Yes, but it's not just a Container or VM problem.  HA software doing
failovers has the same issue.  In fact the migrate to another cloud
problem was foreshadowed by geographically distributed HA, which had
exactly the problem that the applications fail over not only to a
different L2 segment but to a different L3 connection as well.  That's
why most people in the cloud love SDN ... it's an acronym which allows
you to get away from the problem.

But you also have to remember that like a VM, a container can actually
reattach the network interface across migration, so it could be simply a
tunnel back to the previous net environment.  This seems to be the way
most cloudbursting implementations are set up.

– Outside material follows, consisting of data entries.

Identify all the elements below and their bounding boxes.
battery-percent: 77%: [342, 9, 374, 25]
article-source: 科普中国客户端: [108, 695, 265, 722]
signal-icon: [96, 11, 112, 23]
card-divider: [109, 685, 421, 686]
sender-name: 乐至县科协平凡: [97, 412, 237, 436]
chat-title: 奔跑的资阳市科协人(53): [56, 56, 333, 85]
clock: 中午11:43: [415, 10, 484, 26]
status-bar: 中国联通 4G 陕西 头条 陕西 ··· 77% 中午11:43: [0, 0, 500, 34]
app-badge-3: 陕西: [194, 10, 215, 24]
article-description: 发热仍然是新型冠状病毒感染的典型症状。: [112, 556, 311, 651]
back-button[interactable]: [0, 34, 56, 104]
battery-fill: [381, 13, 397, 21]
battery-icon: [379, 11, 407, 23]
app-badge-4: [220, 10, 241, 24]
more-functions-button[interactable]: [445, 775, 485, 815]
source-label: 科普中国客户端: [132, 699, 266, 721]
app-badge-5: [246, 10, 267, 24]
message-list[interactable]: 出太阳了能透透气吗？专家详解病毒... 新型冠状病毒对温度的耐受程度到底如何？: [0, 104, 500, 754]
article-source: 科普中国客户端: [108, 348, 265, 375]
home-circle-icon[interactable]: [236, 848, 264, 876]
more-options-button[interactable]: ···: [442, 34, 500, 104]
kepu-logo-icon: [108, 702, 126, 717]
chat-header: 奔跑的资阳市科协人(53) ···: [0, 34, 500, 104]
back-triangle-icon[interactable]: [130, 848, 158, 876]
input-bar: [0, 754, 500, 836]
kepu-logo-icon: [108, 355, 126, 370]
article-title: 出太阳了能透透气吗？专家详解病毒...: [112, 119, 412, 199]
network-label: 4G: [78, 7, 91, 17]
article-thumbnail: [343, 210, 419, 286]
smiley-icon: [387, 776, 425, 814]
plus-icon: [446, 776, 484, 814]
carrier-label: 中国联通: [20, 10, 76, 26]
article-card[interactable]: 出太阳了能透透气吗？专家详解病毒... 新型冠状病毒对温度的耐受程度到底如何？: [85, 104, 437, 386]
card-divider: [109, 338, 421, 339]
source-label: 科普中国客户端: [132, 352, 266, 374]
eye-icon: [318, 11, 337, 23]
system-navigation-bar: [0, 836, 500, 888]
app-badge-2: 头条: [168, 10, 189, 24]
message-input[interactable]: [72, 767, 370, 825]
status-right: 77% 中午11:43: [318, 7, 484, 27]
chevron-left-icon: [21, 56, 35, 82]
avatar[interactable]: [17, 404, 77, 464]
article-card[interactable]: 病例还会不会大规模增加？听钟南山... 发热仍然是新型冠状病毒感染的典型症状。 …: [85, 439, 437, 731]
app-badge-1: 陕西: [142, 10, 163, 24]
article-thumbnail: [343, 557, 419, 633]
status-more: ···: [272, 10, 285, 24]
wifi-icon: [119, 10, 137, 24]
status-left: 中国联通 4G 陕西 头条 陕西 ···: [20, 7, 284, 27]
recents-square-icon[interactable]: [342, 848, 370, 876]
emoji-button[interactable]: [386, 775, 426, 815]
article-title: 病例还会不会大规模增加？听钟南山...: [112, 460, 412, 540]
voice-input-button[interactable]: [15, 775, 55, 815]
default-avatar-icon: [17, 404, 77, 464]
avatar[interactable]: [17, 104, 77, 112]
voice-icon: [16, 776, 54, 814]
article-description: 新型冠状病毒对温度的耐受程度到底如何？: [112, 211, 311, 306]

> 2) Live Migration & Storage/Databases: For any Live Migration
> (Hypervisor based VM Mobility or Container based Live Migration),
> storage replication across LAN & WAN environments needs to go along
> with the live migration process - such as SAN storage (LAN) or maybe
> EMC VPLEX like replicated storage (WAN). One could also choose to move
> just the VM state while keeping storage in the original data center,
> but that will impact application performance.

Yes, for our commercial product, we have a cloud storage system that
means the storage connection remains as the container migrates.  Since a
lot of container systems use chroots of underlying shared filesystems,
NFS mostly is the way they maintain storage connections.